Movie - 28 days later
One might expect an Englishman to do a good survival horror movie, as the genre was exemplified in “Day of the Triffids” (which scared the hell out of me as a kid, along with the Daleks). 28 days later bears more than a passing resembelance to this classic. The first third of the film is excellent, especially the deserted London. Unfortunately, the middle 1/4 of the film is a little boring and doesn’t add much to the whole. The climax is good and the Danny Boyle gives the film enough subtext to make it worth a little ongoing consideration. 7.8/10 - but then, I do like Zombie films.

Misc
Strange, distrubing stuff from my Sister’s blog.

I Live

written by djm, on Aug 21, 2003 12:00:00 AM.

Gah. My worst fears about not being able to keep any sort of a diary have been vindicated (note the two month gap between this and the last entry). In my defence I will say that I have been very busy. Around the time of my last entry I started a new job at NetStar Networks in their security consulting team. This has worked out well so far, with the work being interesting and challenging.
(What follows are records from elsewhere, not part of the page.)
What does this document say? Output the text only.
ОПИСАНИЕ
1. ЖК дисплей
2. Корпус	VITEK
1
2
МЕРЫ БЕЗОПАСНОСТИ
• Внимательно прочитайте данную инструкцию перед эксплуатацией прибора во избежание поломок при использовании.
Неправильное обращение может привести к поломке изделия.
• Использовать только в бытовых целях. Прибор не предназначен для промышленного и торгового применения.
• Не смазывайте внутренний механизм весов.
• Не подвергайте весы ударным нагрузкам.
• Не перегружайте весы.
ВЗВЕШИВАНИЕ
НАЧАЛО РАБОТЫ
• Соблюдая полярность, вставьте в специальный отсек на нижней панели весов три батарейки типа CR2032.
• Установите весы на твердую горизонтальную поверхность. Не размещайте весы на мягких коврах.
I have just returned from doing a series of seminars around Australia on intrusion detection systems (IDS). This was very enjoyable - my coworkers did an hour presentation on the history and theory of IDS and how one should go about evaluating such products in one’s own network. Following this I conducted an hour of demonstration of a number of vendors’ products, throwing real and simulated attacks against them and discussing the results (or lack thereof). Although we didn’t set out to set the products against each other, it was soon clear than none of the products we demonstrated performed perfectly. I was a bit surprised and disappointed that Snort didn’t do better - it missed a few of our attacks. More scary was one vendor’s response to the demo (they shall remain nameless). Unhappy that our very. very limited demo showed that their product missed a three year old denial of service attack and, worse, was vulnerable to a five year old evasion technique, the vendor demanded that we cease demonstration of their product (with a threat of legal action if we didn’t). Perhaps it is some vestigial sense of ethics, but as a one-time developer of commercial security products, I would have thought the appropriate response would have been to ask us to provide our environment so they could replicate and fix the problem themselves.

Another cool thing happened to me during my two months away from this page: I met up with a very old friend, whom I had not heard from since he moved to the USA sixteen years ago (Hi Paul!). He actually found me by reading my web-site (presumably after some Googling). I wish I had as much luck in searching for old friends online. Catching up was great fun and it was extremely interesting to evoke old memories and attempt to put the last sixteen years into some communicable narrative.

Other random things: saw Battle Royale (wow), chopped down trees (ouch), too busy to write free software, friends are expecting first child, another friend has first child (Simone and I are the odd ones out now), tried acupuncture (despite my rationalist scepticism, it definitely has an effect), reading more Orwell.

Happy Birthday, George

written by djm, on Jun 28, 2003 12:00:00 AM.

This week is the 100th anniversary of George Orwell’s birthday. I first read 1984 when I was fourteen years old and it crushed my soul. We are still far from escaping the dark potentials that he so brutally described. Earlier in the week I discovered one of his essays on the net: Politics and the English Language. I was shocked when I started reading it - his criticism could have been aimed straight at me and my insipid writing style. Fortunately, he provides practical ways to avoid these blurred modes of word and thought.